Thursday, May 24, 2018

The Electric Kool-Aid Dickless Fuck


I didn’t realize what was missing when I first read the two touchstone books of New Journalism.

Here’s a scene from one of Ken Kesey’s famous LSD parties, as described by Tom Wolfe in his trailblazing bible of the 60s, The Electric Kool-Aid Acid Test:

The girl had her red and white dress pushed up around her chest, and two or three would be on her at once, between her legs, sitting on her face in the sick ochre light of the shack with much lapping and leering and bubbling and gulping through furzes of pubic hair while sweat and semen glistened on the highlights of her belly and thighs and she twitched and moaned, not in protest, however, in a kind of drunken bout of God knew what and men with no pants on were standing around, cheering, chiding, waiting for their turn, or their second turn, or the third until she had been fenestrated in various places at least fifty times.

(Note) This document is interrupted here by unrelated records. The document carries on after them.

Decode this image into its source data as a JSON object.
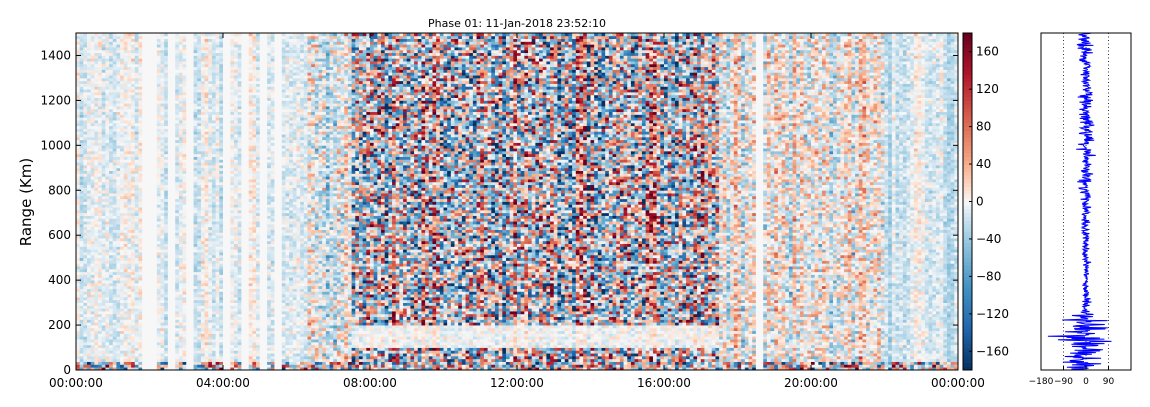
{
  "chart_data": [
    {
      "type": "heatmap",
      "title": "Phase 01: 11-Jan-2018 23:52:10",
      "ylabel": "Range (Km)",
      "xlabel": "",
      "x_tick_labels": [
        "00:00:00",
        "04:00:00",
        "08:00:00",
        "12:00:00",
        "16:00:00",
        "20:00:00",
        "00:00:00"
      ],
      "x_range_hours": [
        0,
        24
      ],
      "y_ticks": [
        0,
        200,
        400,
        600,
        800,
        1000,
        1200,
        1400
      ],
      "ylim": [
        0,
        1500
      ],
      "colormap": "RdBu_r diverging (blue = negative, red = positive)",
      "color_range": [
        -180,
        180
      ],
      "colorbar_ticks": [
        160,
        120,
        80,
        40,
        0,
        -40,
        -80,
        -120,
        -160
      ],
      "noisy_columns_hours": [
        7.5,
        17.5
      ],
      "noise_free_band_below_km": 200,
      "blank_columns_hours": [
        1.9,
        2.1,
        2.6,
        3.1,
        4.1,
        4.6,
        5.1,
        5.5,
        18.6
      ],
      "grid": false
    },
    {
      "type": "line",
      "title": "",
      "xlabel": "",
      "ylabel": "",
      "orientation": "vertical profile (x = phase, y = range)",
      "x_tick_labels": [
        "−180",
        "−90",
        "0",
        "90"
      ],
      "xlim": [
        -180,
        180
      ],
      "ylim": [
        0,
        1500
      ],
      "reference_lines_x": [
        -90,
        0,
        90
      ],
      "series_color": "#0000ff",
      "amplitude_envelope": [
        {
          "range_km": 0,
          "amplitude": 95
        },
        {
          "range_km": 200,
          "amplitude": 95
        },
        {
          "range_km": 260,
          "amplitude": 22
        },
        {
          "range_km": 400,
          "amplitude": 8
        },
        {
          "range_km": 700,
          "amplitude": 18
        },
        {
          "range_km": 1000,
          "amplitude": 28
        },
        {
          "range_km": 1300,
          "amplitude": 28
        },
        {
          "range_km": 1500,
          "amplitude": 32
        }
      ]
    }
  ]
}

I keep a crumpled yellow note from that night; not all of the writing is decipherable, but some of it reads like this: “Pretty girl about twenty-five lying on a wooden floor, two or three on her all the time, one kneeling between her legs, one sitting on her face and somebody else holding her feet … teeth and tongues and pubic hair, dim light in a wooden shack, sweat and semen gleaming on her thighs and stomach, red and white dress pushed up around her chest … people standing around yelling, wearing no pants, waiting first, second or third turns … girl jerking and moaning, not fighting, clinging, seems drunk, incoherent, not knowing, drowning …”

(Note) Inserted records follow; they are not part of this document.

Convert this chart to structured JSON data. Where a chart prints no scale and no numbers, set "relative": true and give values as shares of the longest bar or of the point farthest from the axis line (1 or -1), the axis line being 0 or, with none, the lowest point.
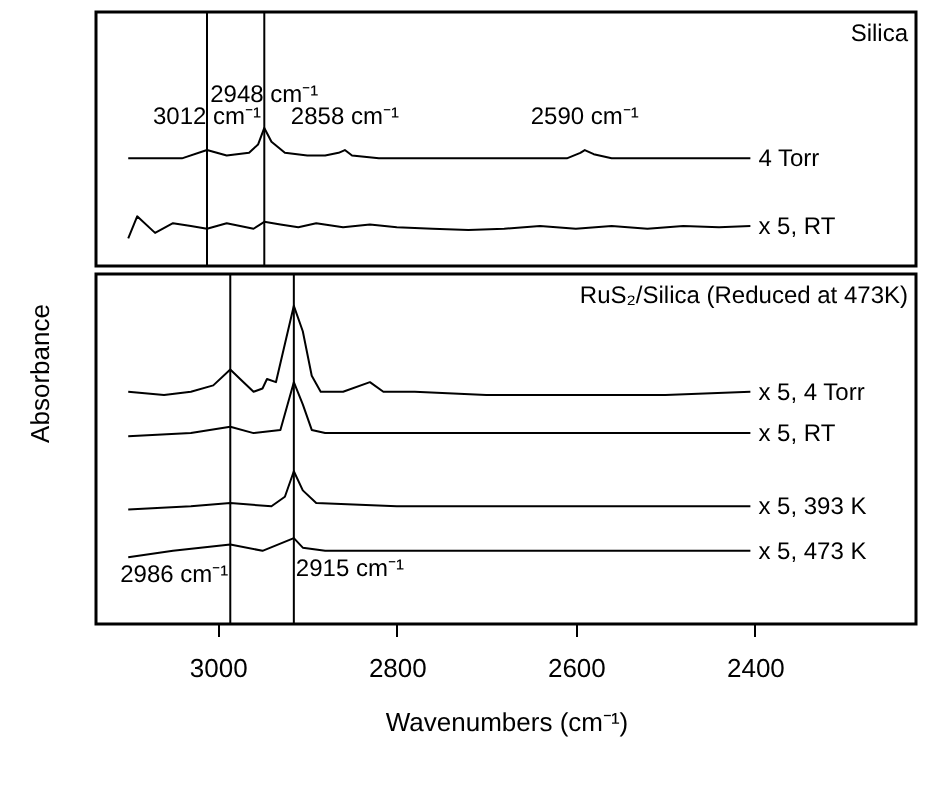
{
  "chart_data": [
    {
      "type": "line",
      "title": "Silica",
      "relative": true,
      "xlim": [
        3136,
        2220
      ],
      "tick_labels": false,
      "series": [
        {
          "name": "4 Torr",
          "color": "#000000",
          "x": [
            3100,
            3040,
            3012,
            2990,
            2965,
            2955,
            2948,
            2940,
            2925,
            2900,
            2880,
            2865,
            2858,
            2850,
            2820,
            2750,
            2650,
            2610,
            2595,
            2590,
            2580,
            2560,
            2500,
            2405
          ],
          "values": [
            0.78,
            0.78,
            0.84,
            0.8,
            0.82,
            0.88,
            1.0,
            0.9,
            0.82,
            0.8,
            0.8,
            0.82,
            0.84,
            0.8,
            0.78,
            0.78,
            0.78,
            0.78,
            0.82,
            0.84,
            0.81,
            0.78,
            0.78,
            0.78
          ]
        },
        {
          "name": "x 5, RT",
          "color": "#000000",
          "x": [
            3100,
            3090,
            3070,
            3050,
            3030,
            3012,
            2990,
            2975,
            2960,
            2948,
            2930,
            2910,
            2890,
            2860,
            2830,
            2800,
            2760,
            2720,
            2680,
            2640,
            2600,
            2560,
            2520,
            2480,
            2440,
            2405
          ],
          "values": [
            0.2,
            0.36,
            0.24,
            0.31,
            0.29,
            0.27,
            0.31,
            0.29,
            0.27,
            0.32,
            0.3,
            0.28,
            0.31,
            0.28,
            0.3,
            0.28,
            0.27,
            0.26,
            0.27,
            0.29,
            0.27,
            0.29,
            0.27,
            0.29,
            0.28,
            0.29
          ]
        }
      ],
      "ref_lines": [
        {
          "axis": "x",
          "value": 3012
        },
        {
          "axis": "x",
          "value": 2948
        }
      ],
      "annotations": [
        {
          "text": "3012 cm⁻¹",
          "x": 3012,
          "y": 0.84
        },
        {
          "text": "2948 cm⁻¹",
          "x": 2948,
          "y": 1.0
        },
        {
          "text": "2858 cm⁻¹",
          "x": 2858,
          "y": 0.84
        },
        {
          "text": "2590 cm⁻¹",
          "x": 2590,
          "y": 0.84
        }
      ]
    },
    {
      "type": "line",
      "title": "RuS₂/Silica (Reduced at 473K)",
      "relative": true,
      "xlim": [
        3136,
        2220
      ],
      "xticks": [
        3000,
        2800,
        2600,
        2400
      ],
      "tick_labels": "x",
      "xlabel": "Wavenumbers (cm⁻¹)",
      "ylabel": "Absorbance",
      "series": [
        {
          "name": "x 5, 4 Torr",
          "color": "#000000",
          "x": [
            3100,
            3060,
            3030,
            3005,
            2986,
            2975,
            2960,
            2950,
            2945,
            2935,
            2925,
            2915,
            2905,
            2895,
            2885,
            2860,
            2830,
            2815,
            2780,
            2700,
            2600,
            2500,
            2405
          ],
          "values": [
            0.73,
            0.72,
            0.73,
            0.75,
            0.8,
            0.77,
            0.73,
            0.74,
            0.77,
            0.76,
            0.88,
            1.0,
            0.92,
            0.78,
            0.73,
            0.73,
            0.76,
            0.73,
            0.73,
            0.72,
            0.72,
            0.72,
            0.73
          ]
        },
        {
          "name": "x 5, RT",
          "color": "#000000",
          "x": [
            3100,
            3030,
            2986,
            2960,
            2930,
            2922,
            2915,
            2905,
            2895,
            2880,
            2700,
            2405
          ],
          "values": [
            0.59,
            0.6,
            0.62,
            0.6,
            0.61,
            0.69,
            0.76,
            0.69,
            0.61,
            0.6,
            0.6,
            0.6
          ]
        },
        {
          "name": "x 5, 393 K",
          "color": "#000000",
          "x": [
            3100,
            3030,
            2986,
            2940,
            2925,
            2915,
            2905,
            2890,
            2800,
            2405
          ],
          "values": [
            0.36,
            0.37,
            0.38,
            0.37,
            0.4,
            0.48,
            0.42,
            0.38,
            0.37,
            0.37
          ]
        },
        {
          "name": "x 5, 473 K",
          "color": "#000000",
          "x": [
            3100,
            3050,
            2986,
            2950,
            2915,
            2905,
            2880,
            2700,
            2405
          ],
          "values": [
            0.21,
            0.23,
            0.25,
            0.23,
            0.27,
            0.24,
            0.23,
            0.23,
            0.23
          ]
        }
      ],
      "ref_lines": [
        {
          "axis": "x",
          "value": 2986
        },
        {
          "axis": "x",
          "value": 2915
        }
      ],
      "annotations": [
        {
          "text": "2986 cm⁻¹",
          "x": 2986,
          "y": 0.25
        },
        {
          "text": "2915 cm⁻¹",
          "x": 2915,
          "y": 0.27
        }
      ]
    }
  ]
}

The details in both descriptions (which came to mind because Wolfe died, at the age of 88, on May 14) are largely the same because they came from the same source. Wolfe was not at the two-day blow at Kesey’s place in La Honda, California where the Hell’s Angels met the Merry Pranksters, but Thompson was. So Wolfe borrowed Thompson’s tapes and notes.

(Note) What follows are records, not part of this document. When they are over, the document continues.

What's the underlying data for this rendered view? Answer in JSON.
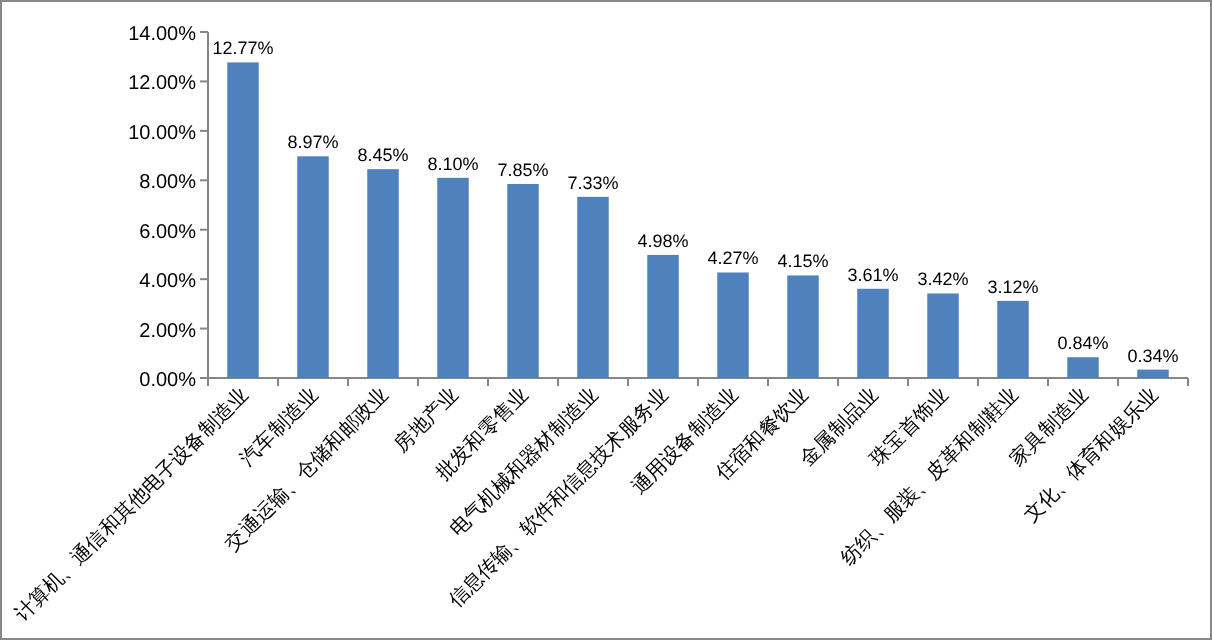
{
  "chart_data": {
    "type": "bar",
    "categories": [
      "计算机、通信和其他电子设备制造业",
      "汽车制造业",
      "交通运输、仓储和邮政业",
      "房地产业",
      "批发和零售业",
      "电气机械和器材制造业",
      "信息传输、软件和信息技术服务业",
      "通用设备制造业",
      "住宿和餐饮业",
      "金属制品业",
      "珠宝首饰业",
      "纺织、服装、皮革和制鞋业",
      "家具制造业",
      "文化、体育和娱乐业"
    ],
    "values": [
      12.77,
      8.97,
      8.45,
      8.1,
      7.85,
      7.33,
      4.98,
      4.27,
      4.15,
      3.61,
      3.42,
      3.12,
      0.84,
      0.34
    ],
    "value_labels": [
      "12.77%",
      "8.97%",
      "8.45%",
      "8.10%",
      "7.85%",
      "7.33%",
      "4.98%",
      "4.27%",
      "4.15%",
      "3.61%",
      "3.42%",
      "3.12%",
      "0.84%",
      "0.34%"
    ],
    "color": "#4f81bd",
    "ylim": [
      0,
      14
    ],
    "yticks": [
      {
        "value": 0,
        "label": "0.00%"
      },
      {
        "value": 2,
        "label": "2.00%"
      },
      {
        "value": 4,
        "label": "4.00%"
      },
      {
        "value": 6,
        "label": "6.00%"
      },
      {
        "value": 8,
        "label": "8.00%"
      },
      {
        "value": 10,
        "label": "10.00%"
      },
      {
        "value": 12,
        "label": "12.00%"
      },
      {
        "value": 14,
        "label": "14.00%"
      }
    ],
    "grid": false
  }
}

On that first read, I decided that Wolfe had glossed it up while Thompson was more coldly accurate.

To be fair, Wolfe set the scene this way: “a lot of them [the bikers] piled in there, hooking down beers, laughing, taking their turns, making various critiques.” But his embellishments – ‘fenestrated’ instead of penetrated, ‘furzes of pubic hair,’ ‘sick ochre light’ – hyped the supposed druggie blur. And he further disembodied the scene by framing the fucking in two weird tenses – the conditional and the past perfect progressive. Significantly, Wolfe dropped the fact, clear on Thompson’s page, that she was held down on the wood floor, and he added that she was ‘in a kind of drunken bout of God knew what.’ I suppose this was supposed to mean that she was willing.

Yet, when I checked in on Thompson's book recently, I felt that he, too, fell short. From the crumpled yellow of his note paper (creepy, isn't it, that he hung around that crude cabin long enough to take notes) to the fact that his only verbs are gerunds, his account is oddly passive, presenting an affair with little grubby atrociousness.

What I missed when I read these books decades back, and what is obvious to me visiting them again today, is that both accounts never mention penises. In both of them, this was a dickless fuck. (Thompson didn't even call the possessors of these penises men; rather, he called them ‘people.’)

Two male authors describing the same scene both made a forest of stiff pricks magically disappear.  As many as fifty erect cocks. Erased. Removed. Disposed of. Airbrushed out. Neutron bombed. Disappeared. Poof!

To put the pricks in, to describe them, talk about them, make them apparent, active, palpable, powerful, would have tilted it. Because it’s got to be fucking impossible to stick your head into a room at a party and see a hoard of bellowing men – maybe not fifty but definitely dozens – with their pants off and their dicks hard taking turns on a solitary woman who's being held down on the hard floor and think, even for a moment, even if she doesn't protest, that it might be consensual. I mean, to maintain that takes some serious work.

Wolfe’s final assessment of the scene -- “But that is her movie, it truly is, and we have gone with the flow” -- only makes sense without the dicks.

Thompson's too. Though he was clearly conflicted, he dispelled that conflict in a twist of explanation. “It was not a particularly sexual scene,” he wrote. “The impression I had at the time was one of vengeance. The atmosphere in the room was harsh and brittle, almost hysterical.” At another point he termed what he witnessed as somewhere between a friendly sex orgy and an all-out gang rape.” In the end, though, the outlaw journalist handed up an indictment: “The Hell’s Angels, by several definitions, including their own, are working rapists . . . [ellipsis in original] and in this downhill half of our twentieth century they are not so different from the rest of us as they sometimes seem. They are only more obvious.”

‘Working rapists.’ What a phrase. A keeper. It takes in everyone from the President of the United States on down -- which makes it perfect for this godawful Sisyphean second decade of the twenty-first century.